2 tsp. maraschino liqueur
Stir in a mixing glass with ice, and strain into a chilled cocktail glass. Garnish with a cherry—much as I hate those chemical-bathed fluorescent ones, it might be kind of a neat Super Bowl trick to serve your Giants-supporting guests a cocktail with one red cherry and one blue one. Of course, red and blue are also Patriots colors …

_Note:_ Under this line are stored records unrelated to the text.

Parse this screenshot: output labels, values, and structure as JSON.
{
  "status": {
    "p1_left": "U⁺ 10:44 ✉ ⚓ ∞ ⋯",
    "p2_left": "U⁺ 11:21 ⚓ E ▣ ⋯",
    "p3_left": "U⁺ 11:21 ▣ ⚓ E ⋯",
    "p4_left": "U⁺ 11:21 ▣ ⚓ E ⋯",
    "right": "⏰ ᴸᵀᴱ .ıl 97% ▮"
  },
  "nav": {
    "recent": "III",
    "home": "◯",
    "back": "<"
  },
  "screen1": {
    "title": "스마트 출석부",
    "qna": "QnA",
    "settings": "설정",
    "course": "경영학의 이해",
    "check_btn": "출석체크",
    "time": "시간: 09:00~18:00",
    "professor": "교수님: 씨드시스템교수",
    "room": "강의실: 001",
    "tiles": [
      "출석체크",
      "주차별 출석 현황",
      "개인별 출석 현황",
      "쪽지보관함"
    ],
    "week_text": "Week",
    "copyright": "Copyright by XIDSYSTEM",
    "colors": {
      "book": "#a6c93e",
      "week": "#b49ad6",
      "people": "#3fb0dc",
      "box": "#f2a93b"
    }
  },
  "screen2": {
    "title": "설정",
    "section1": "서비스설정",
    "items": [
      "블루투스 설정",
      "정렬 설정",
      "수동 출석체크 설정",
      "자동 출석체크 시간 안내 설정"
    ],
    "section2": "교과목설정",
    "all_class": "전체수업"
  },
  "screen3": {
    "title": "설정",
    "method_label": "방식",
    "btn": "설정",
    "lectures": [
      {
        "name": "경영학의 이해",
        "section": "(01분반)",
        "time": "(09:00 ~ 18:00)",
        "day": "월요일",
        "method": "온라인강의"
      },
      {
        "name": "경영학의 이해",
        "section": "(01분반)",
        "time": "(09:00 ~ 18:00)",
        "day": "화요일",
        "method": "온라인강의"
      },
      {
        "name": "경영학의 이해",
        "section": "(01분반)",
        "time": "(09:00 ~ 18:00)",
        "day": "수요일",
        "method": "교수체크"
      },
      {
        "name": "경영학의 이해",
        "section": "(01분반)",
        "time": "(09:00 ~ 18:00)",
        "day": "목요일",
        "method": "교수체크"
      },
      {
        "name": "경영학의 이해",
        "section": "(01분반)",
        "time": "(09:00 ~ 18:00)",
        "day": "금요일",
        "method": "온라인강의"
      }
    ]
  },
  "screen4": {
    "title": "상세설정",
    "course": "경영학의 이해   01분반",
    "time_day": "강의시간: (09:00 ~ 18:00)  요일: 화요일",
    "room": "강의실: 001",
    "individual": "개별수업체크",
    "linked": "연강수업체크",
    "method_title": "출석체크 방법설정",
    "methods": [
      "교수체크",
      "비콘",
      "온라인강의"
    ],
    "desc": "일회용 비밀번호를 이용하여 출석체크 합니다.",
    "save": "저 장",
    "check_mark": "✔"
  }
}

On the other hand, maybe you hate the New York Football Giants. Hypothetically, you might despise Tom Coughlin, the irascible, petty tyrant of a head coach, a man so arrogant that he disagrees with the concept of time and yet so thin-skinned that his postgame press conferences devolve into tedious exercises in buck-passing (spoiler alert: the buck never lands on Coughlin). Or you might loathe Eli Manning, the pastry-complected Fauntleroy who, before he was an Elite NFL Quarterback, was known principally for the who-pissed-on-my-cornflakes face he made when the then-lowly San Diego Chargers had the audacity to select him as the number one pick in the 2004 NFL Draft and offer to pay him millions of dollars to play football in a gorgeous beach city; secondarily for the tantrum he threw and the hell his daddy raised to ensure that Eli, a grown-ass man, would not be subjected to such torture; and tertiarily, for fighting losing battles against the mighty forces of New Jersey wind.
Or maybe you just can’t stand Giants fans, who share with Massholes the idiotic yet ironclad certainty that the whole world cares as much as they do about their team, its rivalries, history, locker room intrigues, and a whole host of other crap that registers as nothing more than signal interference to the vast majority of sensible people, when it registers at all.
If you feel that way, you might be rooting for the Golden Boy to cement his place in history on Sunday. In that case, might I suggest a strong Bostonian beverage to cheer him on?
The Call for Giants Haters: An Ode to Cheaters Long Past
We’ve sipped on the Ward Eight before. Created at Boston’s Locke-Ober Café to honor an electoral victory by 1920s Ward boss Martin Lomasney, it’s the perfect drink to toast perennial champions who are too smart, and insufficiently ethical, to let chance play a role in their victories. I’m confident Bill Belichick would approve.
Wahhd Eight Cocktail – Fackin’ Greatriots EDITION!
2 oz. strong bourbon (I used Weller 107 proof)
¾ oz. Cara Cara orange juice
¾ oz. lemon juice
2 tsp. real pomegranate grenadine, or less than one teaspoon of the bright-red fake stuff
¼ oz. crème de violette
1 egg white
Shake vigorously with cracked ice and double strain into a chilled cocktail glass. Garnish with an orange wedge—and if you have a little extra crème de violette and a medicine dropper, you can decorate the foam with a design in Patriots blue.
To make the Ward Eight suitable for game day, I chose oranges with a reddish tinge, upped the proof on the base spirit, and added a foamy head and hints of crème de violette. In other words, I added white and blue notes to a red Boston drink.
If you find yourself mixing Ward Eights for true Patriots fans on Sunday, it’s probably best not to mention that the cocktail is only a stone’s throw from a “New Yorker”—just substitute ½ oz. of lime juice for the other citrus in the original (violette-less) recipe.
Better yet: if you’re personally indifferent toward the outcome of the game, you could try a little sociology experiment. Serve your New York guests New Yorkers and your Boston guests Ward Eights (or vice versa), then watch them bicker loudly but pointlessly over the relative superiority of two variations on the same delicious cocktail. Serve everyone else warm beer, and then see how sympathetic to the Northeasterners they feel.
You’ll be a lousy host, but the squabbling might be entertaining to watch from afar. And at least you can say that your party perfectly embodied the spirit of Super Bowl XLVI.